Wednesday, June 15, 2005

Passed Over

A few days ago I mentioned that folk festival season is coming up. Over the last few weeks, they've been announcing their lineups.

This year, because I deliberately wanted to concentrate on the subway as my primary performance venue, I didn't officially apply to very many events. By not applying to very many, I insulated myself somewhat from the disappointment of being turned down by all of them.

But I did apply to a few specific events which I would have been personally well-suited for. I sent out customized, personal packages to the artistic directors, feeling hopeful but not overly optimistic.

In Canada, there are probably enough excellent acoustic performers to grace a thousand folk festivals.

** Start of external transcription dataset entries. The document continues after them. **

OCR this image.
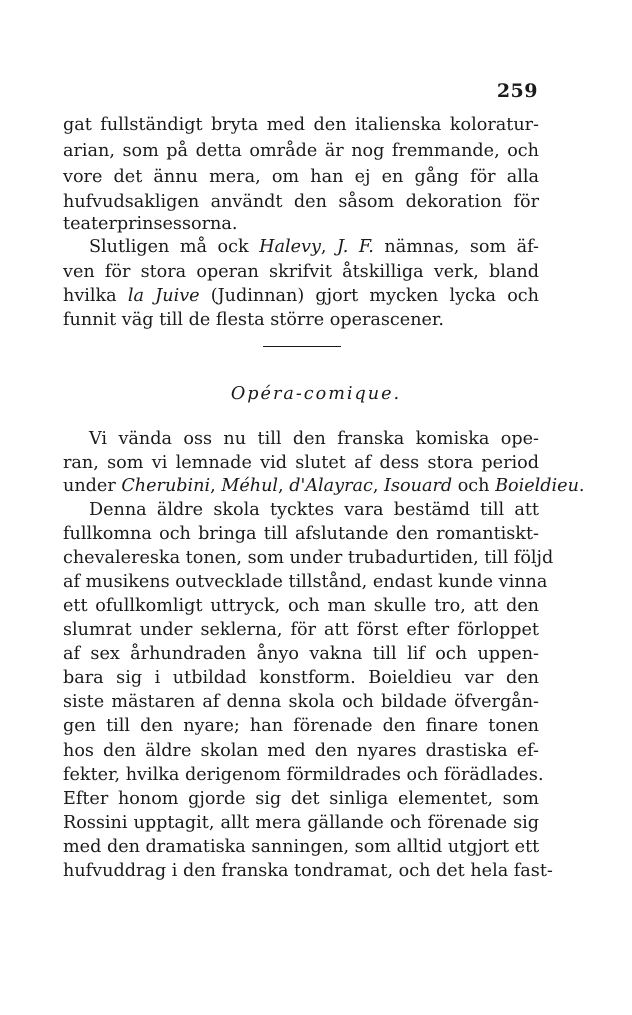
259
gat fullständigt bryta med den italienska koloratur-
arian, som på detta område är nog fremmande, och
vore det ännu mera, om han ej en gång för alla
hufvudsakligen användt den såsom dekoration för
teaterprinsessorna.
Slutligen må ock Halevy, J. F. nämnas, som äf-
ven för stora operan skrifvit åtskilliga verk, bland
hvilka la Juive (Judinnan) gjort mycken lycka och
funnit väg till de flesta större operascener.
Opéra-comique.
Vi vända oss nu till den franska komiska ope-
ran, som vi lemnade vid slutet af dess stora period
under Cherubini, Méhul, d'Alayrac, Isouard och Boieldieu.
Denna äldre skola tycktes vara bestämd till att
fullkomna och bringa till afslutande den romantiskt-
chevalereska tonen, som under trubadurtiden, till följd
af musikens outvecklade tillstånd, endast kunde vinna
ett ofullkomligt uttryck, och man skulle tro, att den
slumrat under seklerna, för att först efter förloppet
af sex århundraden ånyo vakna till lif och uppen-
bara sig i utbildad konstform. Boieldieu var den
siste mästaren af denna skola och bildade öfvergån-
gen till den nyare; han förenade den finare tonen
hos den äldre skolan med den nyares drastiska ef-
fekter, hvilka derigenom förmildrades och förädlades.
Efter honom gjorde sig det sinliga elementet, som
Rossini upptagit, allt mera gällande och förenade sig
med den dramatiska sanningen, som alltid utgjort ett
hufvuddrag i den franska tondramat, och det hela fast-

As always, I got the disappointing news by reading the festivals' lineup announcements. It seems nobody's sending out responses to applications anymore.

But I thought of an exception. For a period of time, I worked with a woman who had to turn down dozens of filmmakers applying for grants. She graciously and courageously phoned unsuccessful applicants, saying something along the lines of "I'm so sorry. We wanted to fit you in but just couldn't this time." In doing so, she earned the applicants' continued respect and ensured that they'd apply again. She understood the importance of acknowledging the people who reached out to her, even if she couldn't provide everything they wanted.

In the subway, when someone says "keep it up" or "good job" or simply nods in my direction instead of reaching in their pocket, I still appreciate it. It's worse to be simply ignored, as if one doesn't exist. Funny how the phrase "passed on" (they "took a pass" on me) is similar to what we say when someone dies. "He passed away". (The person turning away is the one doing the dying.)

Since I've been busking, I've noticed a definite change in my response to rejection. The thousands of mini-rejections are good practice for the bigger ones. So I didn't get booked to play EverybodyFest? That's okay, there'll be others. There's a toughness in my response now that wasn't there before--both a new toughness and a new flexibility. The calluses on my fingers are harder now too, allowing me to play longer and with more strength and assurance. In order to keep those calluses, I have to keep playing, to keep rubbing up against opposition.

So often, the losses aren't real anyway. They're "paper losses"--only wished-for expectations that don't exist in the here and now. When I see them for the mirages they really are, they evaporate into the air. I become more receptive to my actual experience, continually surprised by what's just around the corner and by the sources of support that reveal themselves.